Via AP: (My comments in parenthesis)
- Anglo-Australian miner BHP Billiton Ltd. said its first half profit more than doubled to $6.1 billion after selling record quantities of key commodities and shedding a loss-making nickel mine. The world's biggest miner reported a 134% rise in net profit for the six months to Dec. 31 -- to $6.1 billion from $2.6 billion a year earlier. The result was inflated by the sale of the Ravensthorpe nickel mine in Western Australia state for $340 million to First Quantum Minerals Ltd (FQVLF.PK). BHP closed the loss-making mine early last year
- Excluding one-time gains, BHP Billion's net profit was $5.7 billion, down 7% from $6.1 billion in the first half of the previous fiscal year. That was stronger than analysts' expectations of $5.1 billion.
- Revenue in the half fell 17.5% to $24.58 billion from $29.78 billion in the previous comparable period and the miner posted an interim dividend of 42 cents a share, in line with analyst expectations and up on the 41 cents it paid last year.
- BHP Billiton said its result was "sound" given uncertainty in the global economy and lower prices for commodities were offset by higher volumes.
- The company said global economic conditions had improved over the past six months, as the United States and Europe lifted industrial output from previously depressed levels and China returned to double digit growth.
- But BHP remains cautious about the speed and strength of the global economic recovery across the developed world. "It appears that stimulus measures that supported the recovery have not fully addressed structural issues such as weak labor markets and excess production capacity in developed economies," it said. (amen, but the morphine sure felt great!)
- The company said a further variable would be the impact of any measures to control loan growth in China. "It is evident that in the short term, the Chinese government will focus on containing asset inflation," it said. BHP said commodity markets will continue to be largely dependent on Chinese and Indian demand. (Click chart to enlarge)
Of course, Wall Street, i.e. the instant gratification society, is not happy about one thing or another - in this case they are sniffing that BHP does not act like an American firm and use every last penny to either compensate their executive level employees or give every last dime back to their shareholders. Of course, this would expose them (or any company) to potential cash crunches down the road if they listened to Wall Street's whining. This is no different than how Wall Street would prefer a technology company NOT invest in Research & Development (which would helps the company in the long run) if it means those extra investments would mean not "beating the estimate." For Wall Street, it's all about now - feed me... feed me.

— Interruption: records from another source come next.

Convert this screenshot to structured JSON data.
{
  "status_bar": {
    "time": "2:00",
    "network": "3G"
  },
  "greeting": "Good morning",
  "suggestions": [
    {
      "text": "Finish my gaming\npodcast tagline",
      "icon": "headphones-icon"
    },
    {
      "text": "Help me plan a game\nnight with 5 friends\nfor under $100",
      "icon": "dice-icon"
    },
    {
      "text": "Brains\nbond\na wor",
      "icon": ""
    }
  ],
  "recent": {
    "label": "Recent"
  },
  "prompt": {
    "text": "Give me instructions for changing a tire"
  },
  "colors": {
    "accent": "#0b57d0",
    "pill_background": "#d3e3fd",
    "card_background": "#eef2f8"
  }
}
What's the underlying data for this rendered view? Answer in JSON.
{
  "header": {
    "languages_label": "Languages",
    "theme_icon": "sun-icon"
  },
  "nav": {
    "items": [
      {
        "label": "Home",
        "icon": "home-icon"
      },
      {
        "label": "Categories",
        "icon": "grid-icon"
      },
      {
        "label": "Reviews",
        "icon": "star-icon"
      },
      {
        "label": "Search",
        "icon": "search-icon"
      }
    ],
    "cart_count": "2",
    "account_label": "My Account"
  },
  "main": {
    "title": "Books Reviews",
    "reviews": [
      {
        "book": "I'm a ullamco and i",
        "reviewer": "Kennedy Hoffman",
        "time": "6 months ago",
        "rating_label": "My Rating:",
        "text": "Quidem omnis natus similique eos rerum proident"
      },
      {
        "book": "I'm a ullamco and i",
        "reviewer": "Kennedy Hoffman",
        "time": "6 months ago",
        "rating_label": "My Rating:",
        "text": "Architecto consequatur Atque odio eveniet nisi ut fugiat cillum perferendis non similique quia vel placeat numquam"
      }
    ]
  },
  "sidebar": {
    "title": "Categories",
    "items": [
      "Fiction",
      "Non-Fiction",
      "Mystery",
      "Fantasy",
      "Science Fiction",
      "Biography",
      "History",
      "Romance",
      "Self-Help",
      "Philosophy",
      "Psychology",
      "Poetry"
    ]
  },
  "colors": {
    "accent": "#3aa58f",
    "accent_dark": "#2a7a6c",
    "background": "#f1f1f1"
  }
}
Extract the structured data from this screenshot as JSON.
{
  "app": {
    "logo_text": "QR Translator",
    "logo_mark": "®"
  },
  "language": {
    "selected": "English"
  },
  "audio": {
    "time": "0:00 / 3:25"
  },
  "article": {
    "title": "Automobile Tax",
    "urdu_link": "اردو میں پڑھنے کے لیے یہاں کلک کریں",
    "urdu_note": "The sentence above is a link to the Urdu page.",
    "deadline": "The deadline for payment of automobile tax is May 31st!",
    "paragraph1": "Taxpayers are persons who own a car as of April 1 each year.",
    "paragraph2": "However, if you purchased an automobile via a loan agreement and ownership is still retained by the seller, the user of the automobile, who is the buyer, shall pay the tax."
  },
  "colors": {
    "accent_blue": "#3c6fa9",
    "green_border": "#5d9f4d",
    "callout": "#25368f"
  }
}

- BHP Billiton may have brushed off the recession, but investors are now grumbling at the mining giant's reluctance to indulge them with fatter dividends and a big share buyback.
- Despite the recession, BHP reported underlying earnings down just 6% in the six months to June 30 thanks to buoyant copper prices and record iron ore and coal output. As a result, net debt is now equivalent to a little more than a third of annualized earnings before interest, taxes, depreciation and amortization, a fraction of its nearest rivals. (only on Wall Street is that a bad thing ....)
- The doesn't mean Mr. Kloppers is failing to put BHP's cash flow to work. The miner is planning investments of $22 billion in its existing operations by mid-2011, after having spent $15 billion in the past 18 months despite the recession.
I always enjoy interviews with the management of BHP Billiton. Despite being an oligarch in their sector (similar to the US financial firms) there seems to be a lot less hubris and a more grounded nature. (Actually, it is a wonder any company can be run by a non-American since, per the US dogma, those who are not paid at the level of American executives are poor managers, as compensation clearly is a sign of skill set.) Last summer we had a video with the company's CEO; today we have the CFO. Becky Quick opens the interview with her predictable question about dividends, ripped straight from the Wall Street Journal, but that doesn't stop Richard Bernstein from asking about it again later in the interview in such a lame manner: "Can we take from that, that you don't have the confidence in your cash flow to support a rising dividend?" Thankfully Bernstein was smacked down and put in his rightful place as nothing more than a pundit.